Elias tentou fazer um bico de maestro – mas não rolou.
Se alguém não esperava ou não conhecia, foi apresentado ao melhor estilo mano Mano de jogar a Libertadores.
Ele queria um pontinho.
Trouxemos um pontinho.
Armou duas linhas com um batalhão de volantes e largou o Gordo, prestes a ser promovido a Boi, sozinho lá na frente. Frente é modo de dizer: no círculo central.
E o plano do professor ia dando certinho, não fosse por alguns detalhes. Juça não estava nos seus melhores dias. Marcelo Mattos inclassificável, e a dupla de zaga aquela coisa emocionante.
Na base da ligação direta, o fuquinha 68 que levamos a Bogotá não embalava.
O Boi bufava, cansado de carregar o corpanzil por aquela imensidão de gramado.
O Professor bufava, inconformado a cada passe errado no meio.
Eu bufava – de muita raiva.
Dona Baratona bufava: pô, pára de bufar, amor.
Resumindo a Ópera Bufa: Osómi eram fraquinhos, mas a gente conseguia ser pior.
Tirando um filho que o Marcelinho Paraíba fez no Panamá e um ala esquerdo, eles eram praticamente um Sertãozinho com a obrigação de vencer.
E tinha também nossos dois amuletos: o jogador Pardo e um bandeirinha irmão Gêmeo do Edilson. Se não fossem os dois, o caldo teria entornado.
Depois de um primeiro tempo mala, achei que o mano Mano ia tirar o Mattos, botar ali Jucilei e liberar uma vaga – ou para o Tcheco, ou para Dentinho. Se fosse o último, recuava o Danilo para o meio.
Assim, teríamos um meia com cara de armação, porque aquela história de paulada do RC, lançamento do Chicão, balão do Felipe ou armação do Elias, não ia pra canto algum.
Não foi nada disso, e mano Mano queria mesmo era regular a mixaria.
Botou o Dentuço no lugar do Danilo.
Osómi gostaram. Vieram pra cima e ficaram lá martelando até que o Trio Parada Dura, Marcelo Mattos (virou de ladinho na hora do cruzamento), Juça (que pensava na morte da bezerra) e Chicão (que golpeoou fortemente o vento, com grande possibilidade de aparecer no Fantástico), deixou um Medelino na cara do Felipe.
Mano Mano apontou pra um deles – não vi quem – com cara de quem diz: tá vendo?
Sua aposta apertadinha ia virando fiasco, a liderança escorrias pelos vão dos dedos.
Pensei: agora o Binhaum vai ter um infarto.
Até que o moleque, safado quem nem só ele, recebeu do Jota Marrento – mais marrento do que nunca – limpou uma meia dúzia e acertou um inédito tijolo na forquilha.
Fez coração, mandou bitocas, beijou Seu Dentão e Dona Dentona, a festa de sempre.

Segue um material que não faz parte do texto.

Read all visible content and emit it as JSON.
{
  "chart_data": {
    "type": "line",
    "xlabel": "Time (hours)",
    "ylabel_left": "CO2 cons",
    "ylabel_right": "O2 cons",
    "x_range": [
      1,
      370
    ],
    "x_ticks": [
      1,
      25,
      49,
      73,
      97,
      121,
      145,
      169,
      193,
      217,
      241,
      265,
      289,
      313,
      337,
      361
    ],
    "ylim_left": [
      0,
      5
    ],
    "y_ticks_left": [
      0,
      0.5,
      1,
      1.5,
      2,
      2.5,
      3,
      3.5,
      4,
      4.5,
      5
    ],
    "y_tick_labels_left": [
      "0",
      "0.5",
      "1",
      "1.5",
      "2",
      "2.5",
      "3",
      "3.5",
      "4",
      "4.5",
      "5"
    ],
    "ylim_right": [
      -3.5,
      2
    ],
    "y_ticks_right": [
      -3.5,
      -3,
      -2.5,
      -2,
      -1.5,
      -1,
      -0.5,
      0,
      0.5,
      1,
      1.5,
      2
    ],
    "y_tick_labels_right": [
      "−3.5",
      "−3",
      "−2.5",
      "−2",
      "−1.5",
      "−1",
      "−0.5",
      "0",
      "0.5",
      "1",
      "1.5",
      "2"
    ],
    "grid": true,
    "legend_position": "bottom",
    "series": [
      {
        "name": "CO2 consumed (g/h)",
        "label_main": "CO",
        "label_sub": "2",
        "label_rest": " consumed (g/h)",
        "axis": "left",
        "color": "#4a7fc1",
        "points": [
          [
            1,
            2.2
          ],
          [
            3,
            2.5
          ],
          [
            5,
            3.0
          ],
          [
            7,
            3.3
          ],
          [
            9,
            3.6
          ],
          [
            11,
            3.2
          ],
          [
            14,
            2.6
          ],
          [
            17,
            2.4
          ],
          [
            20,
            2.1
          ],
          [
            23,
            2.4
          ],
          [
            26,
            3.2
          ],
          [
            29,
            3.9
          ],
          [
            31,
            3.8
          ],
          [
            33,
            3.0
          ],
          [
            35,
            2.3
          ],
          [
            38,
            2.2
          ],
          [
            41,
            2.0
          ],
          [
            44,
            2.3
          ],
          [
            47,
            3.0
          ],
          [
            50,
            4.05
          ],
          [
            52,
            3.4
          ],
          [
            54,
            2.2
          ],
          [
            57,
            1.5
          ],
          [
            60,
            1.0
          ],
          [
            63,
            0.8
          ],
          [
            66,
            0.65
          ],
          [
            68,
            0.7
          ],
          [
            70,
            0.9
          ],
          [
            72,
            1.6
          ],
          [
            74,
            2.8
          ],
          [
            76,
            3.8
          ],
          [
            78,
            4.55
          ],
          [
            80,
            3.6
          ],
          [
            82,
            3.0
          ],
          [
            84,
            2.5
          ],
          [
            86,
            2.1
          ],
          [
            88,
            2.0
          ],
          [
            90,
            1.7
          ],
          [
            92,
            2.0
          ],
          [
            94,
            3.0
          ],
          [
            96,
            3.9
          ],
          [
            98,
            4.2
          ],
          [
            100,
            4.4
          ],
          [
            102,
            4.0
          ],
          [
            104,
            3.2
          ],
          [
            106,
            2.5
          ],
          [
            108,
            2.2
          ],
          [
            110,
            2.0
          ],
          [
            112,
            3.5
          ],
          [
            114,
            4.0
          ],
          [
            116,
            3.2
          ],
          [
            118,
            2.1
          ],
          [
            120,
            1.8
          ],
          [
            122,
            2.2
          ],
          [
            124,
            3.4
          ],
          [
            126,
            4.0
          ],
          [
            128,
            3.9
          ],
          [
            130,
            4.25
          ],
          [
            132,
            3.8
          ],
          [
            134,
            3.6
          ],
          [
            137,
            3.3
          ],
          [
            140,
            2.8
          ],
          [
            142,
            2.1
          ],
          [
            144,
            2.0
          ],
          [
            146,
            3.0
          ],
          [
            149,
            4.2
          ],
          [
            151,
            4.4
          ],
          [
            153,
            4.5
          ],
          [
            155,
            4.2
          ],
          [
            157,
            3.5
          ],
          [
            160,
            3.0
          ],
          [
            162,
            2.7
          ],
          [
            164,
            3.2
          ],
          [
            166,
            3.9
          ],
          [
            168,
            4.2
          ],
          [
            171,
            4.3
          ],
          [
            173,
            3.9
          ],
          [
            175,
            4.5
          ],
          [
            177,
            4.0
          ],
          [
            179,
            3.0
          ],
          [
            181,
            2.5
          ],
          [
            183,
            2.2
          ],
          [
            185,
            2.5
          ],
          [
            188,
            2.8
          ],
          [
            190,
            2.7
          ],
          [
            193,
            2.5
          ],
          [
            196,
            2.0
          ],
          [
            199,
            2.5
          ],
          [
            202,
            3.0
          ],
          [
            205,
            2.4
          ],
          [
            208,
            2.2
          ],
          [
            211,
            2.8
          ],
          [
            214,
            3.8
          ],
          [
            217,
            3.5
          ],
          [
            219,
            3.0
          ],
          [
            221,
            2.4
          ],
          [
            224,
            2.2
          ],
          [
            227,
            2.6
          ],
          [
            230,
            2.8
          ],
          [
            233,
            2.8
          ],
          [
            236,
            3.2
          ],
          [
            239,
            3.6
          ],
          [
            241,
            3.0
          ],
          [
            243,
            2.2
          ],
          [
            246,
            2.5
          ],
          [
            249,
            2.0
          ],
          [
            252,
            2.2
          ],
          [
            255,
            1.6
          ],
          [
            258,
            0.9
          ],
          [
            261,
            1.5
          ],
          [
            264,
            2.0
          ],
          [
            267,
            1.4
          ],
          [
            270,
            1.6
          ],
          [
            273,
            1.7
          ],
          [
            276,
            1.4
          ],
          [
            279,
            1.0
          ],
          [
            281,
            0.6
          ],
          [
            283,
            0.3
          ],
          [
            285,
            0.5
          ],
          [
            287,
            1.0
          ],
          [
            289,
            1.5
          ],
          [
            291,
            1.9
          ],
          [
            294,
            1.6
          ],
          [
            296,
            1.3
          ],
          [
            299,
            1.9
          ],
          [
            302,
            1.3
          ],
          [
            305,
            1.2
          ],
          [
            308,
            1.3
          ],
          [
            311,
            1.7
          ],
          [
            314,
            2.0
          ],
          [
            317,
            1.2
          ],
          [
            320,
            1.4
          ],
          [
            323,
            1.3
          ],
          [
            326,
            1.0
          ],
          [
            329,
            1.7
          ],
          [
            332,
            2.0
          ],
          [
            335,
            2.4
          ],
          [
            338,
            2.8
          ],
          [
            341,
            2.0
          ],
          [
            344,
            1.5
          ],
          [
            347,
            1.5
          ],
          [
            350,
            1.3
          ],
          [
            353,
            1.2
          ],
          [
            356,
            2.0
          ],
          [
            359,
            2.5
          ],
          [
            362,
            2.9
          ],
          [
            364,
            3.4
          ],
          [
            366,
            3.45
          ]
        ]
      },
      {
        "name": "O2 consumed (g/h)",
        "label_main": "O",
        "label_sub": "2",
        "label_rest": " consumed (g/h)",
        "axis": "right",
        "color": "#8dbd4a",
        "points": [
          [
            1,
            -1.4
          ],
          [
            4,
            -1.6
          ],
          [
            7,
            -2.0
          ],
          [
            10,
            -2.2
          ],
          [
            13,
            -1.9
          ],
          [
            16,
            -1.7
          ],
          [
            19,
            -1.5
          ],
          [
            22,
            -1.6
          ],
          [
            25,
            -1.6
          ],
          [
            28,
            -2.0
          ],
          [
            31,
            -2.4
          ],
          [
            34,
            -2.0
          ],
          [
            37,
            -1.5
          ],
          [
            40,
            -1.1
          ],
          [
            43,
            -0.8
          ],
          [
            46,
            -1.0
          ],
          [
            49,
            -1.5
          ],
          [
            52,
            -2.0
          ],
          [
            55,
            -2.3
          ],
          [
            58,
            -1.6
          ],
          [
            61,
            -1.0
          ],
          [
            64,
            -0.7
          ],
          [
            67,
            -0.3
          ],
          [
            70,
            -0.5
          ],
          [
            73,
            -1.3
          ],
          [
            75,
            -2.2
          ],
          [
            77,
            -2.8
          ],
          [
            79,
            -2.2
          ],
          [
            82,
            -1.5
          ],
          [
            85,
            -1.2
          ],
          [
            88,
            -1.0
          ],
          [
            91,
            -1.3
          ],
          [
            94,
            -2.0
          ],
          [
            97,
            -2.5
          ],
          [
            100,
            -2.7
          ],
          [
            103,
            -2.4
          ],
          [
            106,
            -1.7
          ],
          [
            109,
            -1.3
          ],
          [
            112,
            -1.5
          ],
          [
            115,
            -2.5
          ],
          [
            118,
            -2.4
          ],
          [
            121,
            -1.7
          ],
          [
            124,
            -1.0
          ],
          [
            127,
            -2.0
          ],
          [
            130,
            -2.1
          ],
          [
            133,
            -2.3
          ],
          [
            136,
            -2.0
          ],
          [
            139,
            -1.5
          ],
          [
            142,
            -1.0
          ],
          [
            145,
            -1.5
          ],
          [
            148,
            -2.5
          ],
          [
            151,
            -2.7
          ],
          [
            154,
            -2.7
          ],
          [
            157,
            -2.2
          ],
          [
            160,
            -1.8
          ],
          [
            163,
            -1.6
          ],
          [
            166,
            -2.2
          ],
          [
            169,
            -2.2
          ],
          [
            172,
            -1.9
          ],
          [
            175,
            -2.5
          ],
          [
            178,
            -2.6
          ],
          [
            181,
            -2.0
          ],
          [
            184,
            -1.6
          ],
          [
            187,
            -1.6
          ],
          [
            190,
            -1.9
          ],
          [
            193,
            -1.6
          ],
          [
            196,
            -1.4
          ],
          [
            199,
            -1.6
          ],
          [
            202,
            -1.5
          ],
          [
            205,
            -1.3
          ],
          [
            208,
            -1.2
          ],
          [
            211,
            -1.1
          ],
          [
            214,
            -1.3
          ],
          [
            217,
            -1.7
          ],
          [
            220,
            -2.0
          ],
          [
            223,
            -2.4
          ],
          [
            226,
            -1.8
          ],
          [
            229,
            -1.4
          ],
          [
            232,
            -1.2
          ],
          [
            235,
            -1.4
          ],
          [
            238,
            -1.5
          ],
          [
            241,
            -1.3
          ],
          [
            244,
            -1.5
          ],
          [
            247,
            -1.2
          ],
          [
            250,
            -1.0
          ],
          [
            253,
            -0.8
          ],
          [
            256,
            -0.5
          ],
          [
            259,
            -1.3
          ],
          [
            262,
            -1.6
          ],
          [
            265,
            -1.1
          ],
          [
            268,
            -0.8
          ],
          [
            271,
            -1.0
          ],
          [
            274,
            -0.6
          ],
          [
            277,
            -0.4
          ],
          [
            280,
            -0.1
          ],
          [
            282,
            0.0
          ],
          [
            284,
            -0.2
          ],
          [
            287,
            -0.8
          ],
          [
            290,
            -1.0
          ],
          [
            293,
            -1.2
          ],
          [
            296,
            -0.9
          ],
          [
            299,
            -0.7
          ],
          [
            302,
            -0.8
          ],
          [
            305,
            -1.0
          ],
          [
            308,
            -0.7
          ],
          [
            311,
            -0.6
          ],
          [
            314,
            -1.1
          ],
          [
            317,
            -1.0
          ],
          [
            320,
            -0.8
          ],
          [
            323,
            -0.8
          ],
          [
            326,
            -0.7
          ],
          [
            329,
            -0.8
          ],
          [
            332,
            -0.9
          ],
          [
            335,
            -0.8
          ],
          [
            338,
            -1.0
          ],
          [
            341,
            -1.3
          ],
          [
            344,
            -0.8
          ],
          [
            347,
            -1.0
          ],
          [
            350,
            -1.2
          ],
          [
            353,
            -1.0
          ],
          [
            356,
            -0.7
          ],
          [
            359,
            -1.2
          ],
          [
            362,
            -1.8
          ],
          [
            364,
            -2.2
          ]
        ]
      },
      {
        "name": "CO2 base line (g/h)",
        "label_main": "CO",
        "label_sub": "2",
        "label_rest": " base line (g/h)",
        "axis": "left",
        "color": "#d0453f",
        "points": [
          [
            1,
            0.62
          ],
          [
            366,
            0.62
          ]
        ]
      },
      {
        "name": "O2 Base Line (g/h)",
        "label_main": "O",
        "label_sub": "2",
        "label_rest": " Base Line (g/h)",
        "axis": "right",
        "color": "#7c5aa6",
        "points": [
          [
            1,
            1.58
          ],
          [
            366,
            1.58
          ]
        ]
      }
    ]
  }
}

O bicho da rapaziada estava garantido.
O pontinho do chefe também.
…
Só nós, que queríamos ver futebol, é que ficamos chupando o dedo.
…
O Timão encara os filhos de João Ramalho no fim de semana. Das sete que faltam, é uma das três que são pedreiras. E na briga direta pelo G4.
A Manada vai ter que gastar alguma bolinha.
…
S’imbora, Timão: minha vida, minha história, meu amor!